Я не стану повторять здесь все комплименты, с которыми государь соблаговолил обратиться ко мне, так же, как ко всем присутствующим дамам: подробности эти заняли бы слишком много места, безграничная галантность государя не поддаётся описанию. Никто в такой степени не обладал искусством придать грациозный оборот самым обыкновенным выражениям, и удивительным тактом, проистекавшим не только от находчивости, но и от редкой сердечной доброты.
Желая узнать, предполагаю ли я вернуться в Товиани или остаться с отцом, государь прибавил: «На месте графа я никогда бы не расставался с вами!».
Государь удалился во время ужина, который был сервирован без всякого этикета на двух небольших столах, в саду. Было так тихо, что огни не гасли, и блеск иллюминации, озарявшей часть парка, фонтана и реки с ее островами, – казалось, соперничал со звёздами и с мягким светом луны. Говоря со мной, император назвал луну, весьма, по-моему, непочтенно, – фонарём, заметив, что это лучшая часть иллюминации.

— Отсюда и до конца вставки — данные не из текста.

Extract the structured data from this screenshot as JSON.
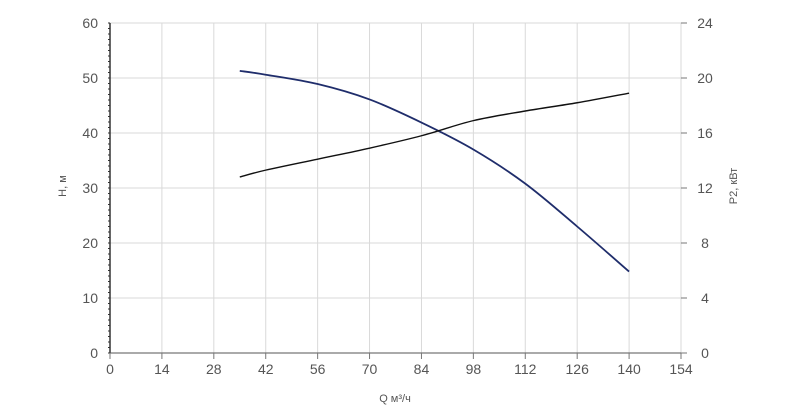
{
  "chart_data": {
    "type": "line",
    "xlabel": "Q м³/ч",
    "ylabel_left": "H, м",
    "ylabel_right": "P2, кВт",
    "x_ticks": [
      "0",
      "14",
      "28",
      "42",
      "56",
      "70",
      "84",
      "98",
      "112",
      "126",
      "140",
      "154"
    ],
    "y_left_ticks": [
      "0",
      "10",
      "20",
      "30",
      "40",
      "50",
      "60"
    ],
    "y_right_ticks": [
      "0",
      "4",
      "8",
      "12",
      "16",
      "20",
      "24"
    ],
    "xlim": [
      0,
      154
    ],
    "ylim_left": [
      0,
      60
    ],
    "ylim_right": [
      0,
      24
    ],
    "grid": true,
    "series": [
      {
        "axis": "left",
        "color": "#1f2d6b",
        "x": [
          35,
          42,
          56,
          70,
          84,
          98,
          112,
          126,
          140
        ],
        "y": [
          51.3,
          50.6,
          48.9,
          46.1,
          41.9,
          37.0,
          30.8,
          23.0,
          14.8
        ]
      },
      {
        "axis": "right",
        "color": "#111111",
        "x": [
          35,
          42,
          56,
          70,
          84,
          98,
          112,
          126,
          140
        ],
        "y": [
          12.8,
          13.3,
          14.1,
          14.9,
          15.8,
          16.9,
          17.6,
          18.2,
          18.9
        ]
      }
    ]
  }
}
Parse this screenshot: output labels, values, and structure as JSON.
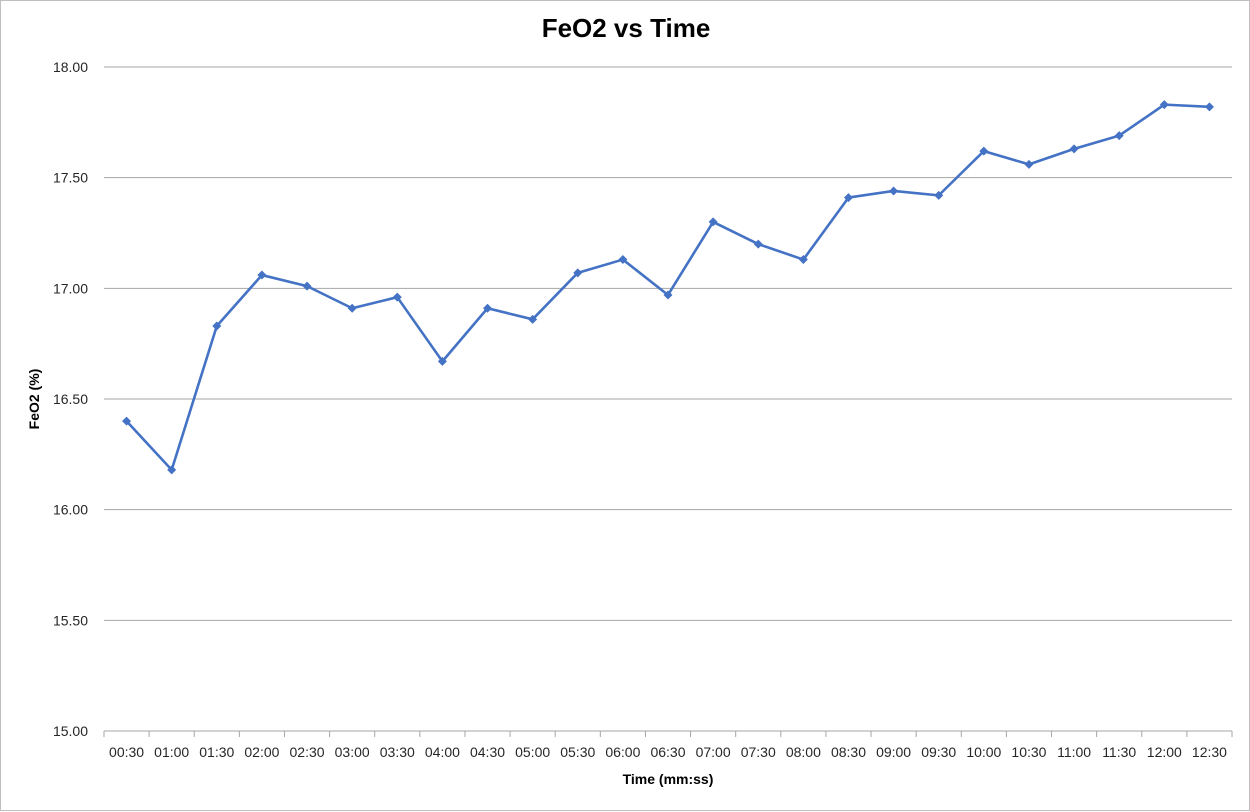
{
  "chart_data": {
    "type": "line",
    "title": "FeO2 vs Time",
    "xlabel": "Time (mm:ss)",
    "ylabel": "FeO2 (%)",
    "ylim": [
      15.0,
      18.0
    ],
    "y_ticks": [
      "15.00",
      "15.50",
      "16.00",
      "16.50",
      "17.00",
      "17.50",
      "18.00"
    ],
    "grid": true,
    "legend": "none",
    "marker": "diamond",
    "colors": {
      "series": "#4472c4",
      "grid": "#a6a6a6"
    },
    "categories": [
      "00:30",
      "01:00",
      "01:30",
      "02:00",
      "02:30",
      "03:00",
      "03:30",
      "04:00",
      "04:30",
      "05:00",
      "05:30",
      "06:00",
      "06:30",
      "07:00",
      "07:30",
      "08:00",
      "08:30",
      "09:00",
      "09:30",
      "10:00",
      "10:30",
      "11:00",
      "11:30",
      "12:00",
      "12:30"
    ],
    "series": [
      {
        "values": [
          16.4,
          16.18,
          16.83,
          17.06,
          17.01,
          16.91,
          16.96,
          16.67,
          16.91,
          16.86,
          17.07,
          17.13,
          16.97,
          17.3,
          17.2,
          17.13,
          17.41,
          17.44,
          17.42,
          17.62,
          17.56,
          17.63,
          17.69,
          17.83,
          17.82
        ]
      }
    ]
  }
}
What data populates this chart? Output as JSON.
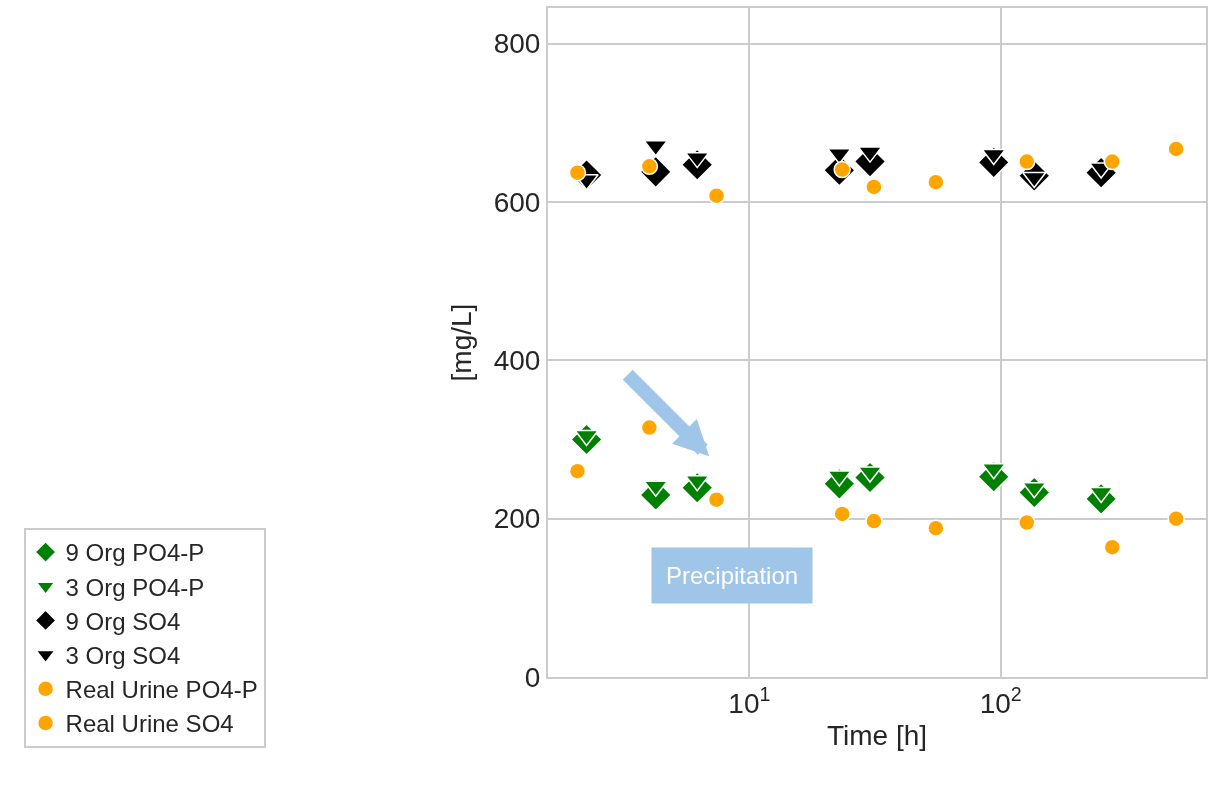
{
  "chart_data": {
    "type": "scatter",
    "xlabel": "Time [h]",
    "ylabel": "[mg/L]",
    "log": "x",
    "grid": true,
    "legend": "bottom left",
    "xlim": [
      1.58,
      656
    ],
    "xticks": [
      {
        "value": 10,
        "label": "10$^{1}$"
      },
      {
        "value": 100,
        "label": "10$^{2}$"
      }
    ],
    "ylim": [
      0,
      845
    ],
    "yticks": [
      0,
      200,
      400,
      600,
      800
    ],
    "annotations": [
      "Precipitation"
    ],
    "series": [
      {
        "name": "9 Org PO4-P",
        "color": "#008000",
        "marker": "diamond",
        "x": [
          2.25,
          4.24,
          6.2,
          22.8,
          30.2,
          93.8,
          136,
          251
        ],
        "values": [
          300,
          230,
          239,
          244,
          252,
          253,
          233,
          225
        ]
      },
      {
        "name": "3 Org PO4-P",
        "color": "#008000",
        "marker": "triangle",
        "x": [
          2.25,
          4.24,
          6.2,
          22.8,
          30.2,
          93.8,
          136,
          251
        ],
        "values": [
          305,
          241,
          248,
          254,
          259,
          263,
          239,
          233
        ]
      },
      {
        "name": "9 Org SO4",
        "color": "#000000",
        "marker": "diamond",
        "x": [
          2.25,
          4.24,
          6.2,
          22.8,
          30.2,
          93.8,
          136,
          251
        ],
        "values": [
          634,
          638,
          647,
          640,
          651,
          650,
          633,
          637
        ]
      },
      {
        "name": "3 Org SO4",
        "color": "#000000",
        "marker": "triangle",
        "x": [
          2.25,
          4.24,
          6.2,
          22.8,
          30.2,
          93.8,
          136,
          251
        ],
        "values": [
          628,
          671,
          656,
          661,
          663,
          660,
          631,
          643
        ]
      },
      {
        "name": "Real Urine PO4-P",
        "color": "#ffa500",
        "marker": "circle",
        "x": [
          2.07,
          4.0,
          7.4,
          23.4,
          31.3,
          55.2,
          127,
          278,
          499
        ],
        "values": [
          260,
          315,
          224,
          206,
          197,
          188,
          195,
          164,
          200
        ]
      },
      {
        "name": "Real Urine SO4",
        "color": "#ffa500",
        "marker": "circle",
        "x": [
          2.07,
          4.0,
          7.4,
          23.4,
          31.3,
          55.2,
          127,
          278,
          499
        ],
        "values": [
          637,
          645,
          608,
          641,
          619,
          625,
          651,
          651,
          667
        ]
      }
    ]
  }
}
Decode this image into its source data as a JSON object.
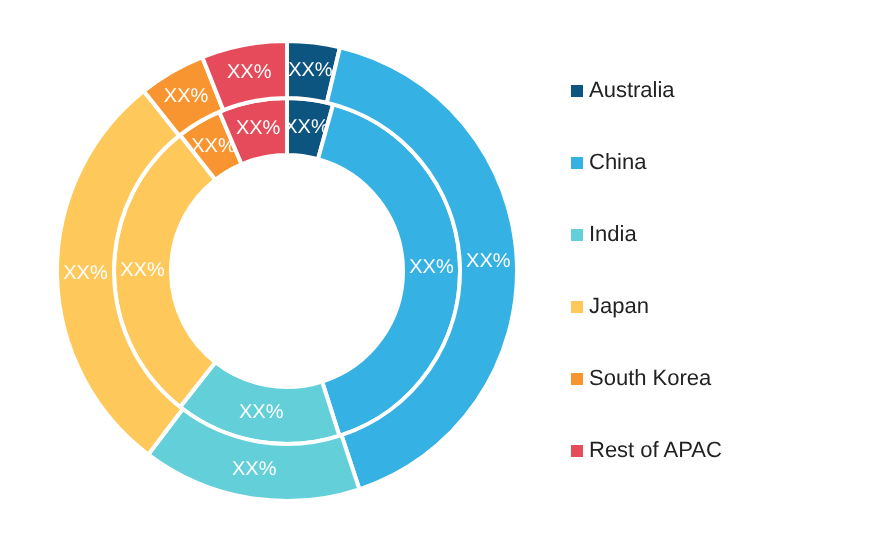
{
  "chart_data": {
    "type": "donut",
    "categories": [
      "Australia",
      "China",
      "India",
      "Japan",
      "South Korea",
      "Rest of APAC"
    ],
    "colors": [
      "#0b5580",
      "#35b1e3",
      "#63cfd8",
      "#ffc85a",
      "#f99530",
      "#e54b5a"
    ],
    "series": [
      {
        "values": [
          4.3,
          40.8,
          15.5,
          28.8,
          4.2,
          6.4
        ],
        "value_labels": [
          "XX%",
          "XX%",
          "XX%",
          "XX%",
          "XX%",
          "XX%"
        ]
      },
      {
        "values": [
          3.7,
          41.2,
          15.4,
          29.0,
          4.7,
          6.0
        ],
        "value_labels": [
          "XX%",
          "XX%",
          "XX%",
          "XX%",
          "XX%",
          "XX%"
        ]
      }
    ],
    "legend": "right"
  }
}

Кто бы подумал, при виде любезности и оживления, проявленных в этот вечер Александром, что он как раз во время бала получил весть, что французы перешли Неман и что их аванпосты находятся всего в десяти милях от Вильны!..
Шесть месяцев спустя Александр говорил мне, как он страдал от необходимости проявлять весёлость, от которой он был так далёк. Как он умел владеть собой!
Три дня после празднества в Закрете император покинул Вильну и отправился в свою главную квартиру, в Свенцяны. Надеясь, что пребывание Его Величества продолжится и, не предвидя ожидавших нас событий, отец мой собирался устроить праздник в честь Александра.
В минуту своего отъезда государь издал красноречивый приказ по войскам, вызвавший всеобщий энтузиазм среди военных, восхищенных тем, что государь согласился стать во главе армии. «Я с вами, – сказал он, – на зачинающего – Бог!» Слова эти явились как бы вдохновением свыше.
Какая разница между благородным, религиозным тоном, характеризующим приказы Александра, верившего лишь в правоту своего дела и более всего в заступничество неба, – и властным тоном приказов Наполеона, не признававшего другого божества, кроме того, которое он приковал к своей колеснице, – Фортуны!
Не одни русские войска покинули Вильну, но и частные лица из русских поспешили уехать со своими жёнами, детьми, со всем своим имуществом… Ввиду такой экстренной необходимости отъезжавшим были предоставлены все лошади города, а также частных лиц, за исключением моего отца. Между тем отец мой не стал даже из предосторожности прятать их, как сделали некоторые другие лица, поставившие своих лошадей на чердак, где полиция не догадалась искать их.